En déplacement dans le Grand Nord de la Nord-Kivu, le Représentant spécial du Secrétaire général de l’ONU en RDC, James Swan, a poursuivi ce mardi 21 avril 2026 sa tournée de terrain à Eringeti. Cette visite, la deuxième étape de sa mission dans la région, a été marquée par des échanges directs avec les communautés locales autour de la situation sécuritaire et humanitaire.
Un an après la réinstallation d’une base de la MONUSCO dans la zone, James Swan est venu évaluer l’impact des dispositifs sécuritaires mis en place. Sur le terrain, plusieurs intervenants ont salué une nette accalmie, attribuée notamment aux opérations conjointes menées par les Forces armées de la République démocratique du Congo et l’Uganda People’s Defence Force, avec l’appui des Casques bleus.
Une accalmie fragile
Malgré cette amélioration sécuritaire, les discussions ont rapidement mis en lumière la persistance d’une crise humanitaire préoccupante.
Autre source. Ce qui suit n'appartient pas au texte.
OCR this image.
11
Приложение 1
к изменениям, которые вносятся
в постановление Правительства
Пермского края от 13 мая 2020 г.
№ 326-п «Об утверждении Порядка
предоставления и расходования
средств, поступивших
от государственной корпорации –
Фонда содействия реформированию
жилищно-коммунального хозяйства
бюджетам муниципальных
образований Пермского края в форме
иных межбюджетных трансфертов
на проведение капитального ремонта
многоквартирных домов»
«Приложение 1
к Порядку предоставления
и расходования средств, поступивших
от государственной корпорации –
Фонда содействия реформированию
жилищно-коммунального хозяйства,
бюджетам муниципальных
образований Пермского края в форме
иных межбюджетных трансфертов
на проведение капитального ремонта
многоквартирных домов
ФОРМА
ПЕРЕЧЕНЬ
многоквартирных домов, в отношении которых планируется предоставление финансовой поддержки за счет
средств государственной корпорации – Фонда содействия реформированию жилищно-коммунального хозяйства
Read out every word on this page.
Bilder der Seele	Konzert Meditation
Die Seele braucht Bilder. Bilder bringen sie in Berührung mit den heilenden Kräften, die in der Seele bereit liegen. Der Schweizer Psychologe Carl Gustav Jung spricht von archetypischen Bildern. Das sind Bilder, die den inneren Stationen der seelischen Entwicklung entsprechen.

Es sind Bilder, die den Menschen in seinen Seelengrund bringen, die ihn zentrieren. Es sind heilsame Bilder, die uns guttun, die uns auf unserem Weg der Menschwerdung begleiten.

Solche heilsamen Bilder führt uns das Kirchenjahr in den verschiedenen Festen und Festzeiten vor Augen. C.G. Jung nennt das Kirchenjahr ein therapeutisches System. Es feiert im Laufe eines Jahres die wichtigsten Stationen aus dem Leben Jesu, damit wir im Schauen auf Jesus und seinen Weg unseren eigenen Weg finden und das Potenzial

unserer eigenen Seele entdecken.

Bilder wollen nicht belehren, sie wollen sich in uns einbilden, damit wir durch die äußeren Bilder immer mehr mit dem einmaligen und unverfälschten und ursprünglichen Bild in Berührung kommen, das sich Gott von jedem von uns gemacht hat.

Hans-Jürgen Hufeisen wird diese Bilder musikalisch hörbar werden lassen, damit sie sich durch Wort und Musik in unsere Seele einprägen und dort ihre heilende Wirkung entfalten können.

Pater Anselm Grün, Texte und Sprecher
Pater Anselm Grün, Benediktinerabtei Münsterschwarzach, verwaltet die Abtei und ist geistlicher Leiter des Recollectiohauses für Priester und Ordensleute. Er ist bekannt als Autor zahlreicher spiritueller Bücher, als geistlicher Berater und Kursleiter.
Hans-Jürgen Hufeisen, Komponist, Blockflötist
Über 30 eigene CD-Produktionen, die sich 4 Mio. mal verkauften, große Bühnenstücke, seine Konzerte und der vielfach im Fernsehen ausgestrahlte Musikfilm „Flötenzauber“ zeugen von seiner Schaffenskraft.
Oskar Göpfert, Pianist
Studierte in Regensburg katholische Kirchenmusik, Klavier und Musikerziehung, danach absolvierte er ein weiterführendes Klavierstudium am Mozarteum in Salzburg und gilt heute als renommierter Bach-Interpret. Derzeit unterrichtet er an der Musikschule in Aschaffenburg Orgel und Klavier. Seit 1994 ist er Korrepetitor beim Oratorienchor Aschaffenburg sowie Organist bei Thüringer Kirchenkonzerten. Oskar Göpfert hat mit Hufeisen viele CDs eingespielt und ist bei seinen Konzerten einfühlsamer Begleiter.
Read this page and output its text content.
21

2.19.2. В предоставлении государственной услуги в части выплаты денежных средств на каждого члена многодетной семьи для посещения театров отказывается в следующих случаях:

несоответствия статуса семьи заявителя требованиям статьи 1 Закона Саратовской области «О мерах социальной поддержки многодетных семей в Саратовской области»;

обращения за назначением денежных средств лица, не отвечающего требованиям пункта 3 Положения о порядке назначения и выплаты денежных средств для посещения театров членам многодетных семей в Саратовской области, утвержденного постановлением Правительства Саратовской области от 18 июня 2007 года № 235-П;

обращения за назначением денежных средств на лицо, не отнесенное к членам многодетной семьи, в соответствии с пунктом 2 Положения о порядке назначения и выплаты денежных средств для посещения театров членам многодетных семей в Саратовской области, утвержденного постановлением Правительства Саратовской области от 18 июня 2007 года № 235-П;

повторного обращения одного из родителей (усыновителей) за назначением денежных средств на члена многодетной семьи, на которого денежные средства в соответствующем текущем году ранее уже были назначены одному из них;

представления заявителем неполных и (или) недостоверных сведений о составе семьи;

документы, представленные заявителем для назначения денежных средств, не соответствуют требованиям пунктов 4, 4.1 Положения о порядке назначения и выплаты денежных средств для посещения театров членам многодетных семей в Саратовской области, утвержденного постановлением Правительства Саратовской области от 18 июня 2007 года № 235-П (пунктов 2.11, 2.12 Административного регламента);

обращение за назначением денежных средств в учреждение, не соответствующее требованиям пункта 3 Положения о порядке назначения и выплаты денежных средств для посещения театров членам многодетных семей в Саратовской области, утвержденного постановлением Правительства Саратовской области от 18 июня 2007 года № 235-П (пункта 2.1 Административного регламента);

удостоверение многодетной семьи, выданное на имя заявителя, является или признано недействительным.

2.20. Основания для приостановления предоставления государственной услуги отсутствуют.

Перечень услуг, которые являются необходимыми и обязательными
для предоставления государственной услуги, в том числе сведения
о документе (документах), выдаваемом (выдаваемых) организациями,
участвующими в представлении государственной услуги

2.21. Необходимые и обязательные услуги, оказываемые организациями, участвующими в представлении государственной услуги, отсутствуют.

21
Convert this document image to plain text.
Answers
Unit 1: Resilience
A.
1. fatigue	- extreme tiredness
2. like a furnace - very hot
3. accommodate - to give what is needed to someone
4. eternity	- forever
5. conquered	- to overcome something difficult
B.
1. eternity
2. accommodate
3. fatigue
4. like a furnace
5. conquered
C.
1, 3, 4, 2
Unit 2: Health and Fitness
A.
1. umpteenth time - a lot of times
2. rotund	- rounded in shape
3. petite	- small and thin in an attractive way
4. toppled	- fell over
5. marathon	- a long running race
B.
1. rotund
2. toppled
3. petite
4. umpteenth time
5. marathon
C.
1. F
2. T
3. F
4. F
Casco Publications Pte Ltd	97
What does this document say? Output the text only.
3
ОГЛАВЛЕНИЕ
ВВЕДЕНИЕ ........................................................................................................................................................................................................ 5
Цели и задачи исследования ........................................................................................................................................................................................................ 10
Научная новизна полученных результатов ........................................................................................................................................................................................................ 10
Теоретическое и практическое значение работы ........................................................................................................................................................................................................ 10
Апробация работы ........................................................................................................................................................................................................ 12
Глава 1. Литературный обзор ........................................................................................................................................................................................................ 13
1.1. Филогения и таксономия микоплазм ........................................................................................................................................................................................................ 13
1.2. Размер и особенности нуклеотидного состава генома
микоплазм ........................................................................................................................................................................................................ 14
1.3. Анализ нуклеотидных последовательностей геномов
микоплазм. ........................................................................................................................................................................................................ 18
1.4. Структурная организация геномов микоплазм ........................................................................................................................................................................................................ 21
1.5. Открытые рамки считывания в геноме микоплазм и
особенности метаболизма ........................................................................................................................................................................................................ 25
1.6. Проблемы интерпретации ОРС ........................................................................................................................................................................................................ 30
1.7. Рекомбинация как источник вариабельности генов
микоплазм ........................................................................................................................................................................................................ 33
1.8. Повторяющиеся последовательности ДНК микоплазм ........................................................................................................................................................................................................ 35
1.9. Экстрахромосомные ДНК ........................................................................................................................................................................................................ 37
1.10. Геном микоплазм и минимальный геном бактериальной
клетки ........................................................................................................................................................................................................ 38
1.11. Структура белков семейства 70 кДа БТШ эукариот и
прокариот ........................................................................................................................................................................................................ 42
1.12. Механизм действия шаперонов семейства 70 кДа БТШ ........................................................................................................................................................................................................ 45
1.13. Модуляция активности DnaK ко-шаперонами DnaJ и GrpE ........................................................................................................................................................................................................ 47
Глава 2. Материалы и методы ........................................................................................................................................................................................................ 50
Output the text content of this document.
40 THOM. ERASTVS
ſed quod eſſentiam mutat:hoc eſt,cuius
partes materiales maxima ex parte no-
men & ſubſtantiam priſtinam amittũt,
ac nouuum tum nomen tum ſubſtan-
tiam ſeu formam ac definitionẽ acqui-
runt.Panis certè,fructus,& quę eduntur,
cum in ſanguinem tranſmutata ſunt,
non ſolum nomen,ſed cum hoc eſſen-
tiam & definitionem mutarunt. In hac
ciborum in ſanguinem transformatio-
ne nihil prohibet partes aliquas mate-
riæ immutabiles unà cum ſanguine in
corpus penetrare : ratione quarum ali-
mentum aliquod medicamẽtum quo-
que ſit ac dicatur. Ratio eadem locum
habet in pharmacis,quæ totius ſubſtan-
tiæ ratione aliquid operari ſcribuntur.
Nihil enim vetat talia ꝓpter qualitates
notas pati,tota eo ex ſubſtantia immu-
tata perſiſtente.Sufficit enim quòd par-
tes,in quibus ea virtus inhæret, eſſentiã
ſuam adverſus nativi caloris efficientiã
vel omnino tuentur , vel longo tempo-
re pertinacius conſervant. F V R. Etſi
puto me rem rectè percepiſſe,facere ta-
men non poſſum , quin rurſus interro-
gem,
Les populations déplacées, nombreuses dans la région, continuent de faire face à des conditions de vie précaires, aggravées par la diminution de l’aide internationale.
Le président de la société civile d’Eringeti, Zawadi Maliro, a lancé un appel pressant pour la reprise de l’assistance humanitaire :
« La MONUSCO nous a aidés avec la construction de sites pour les déplacés, mais cela fait au moins deux ans que nous ne recevons plus d’aide humanitaire. Nous demandons au chef de la MONUSCO d’intercéder auprès des organisations humanitaires pour assister ces populations en vivres et en non-vivres. »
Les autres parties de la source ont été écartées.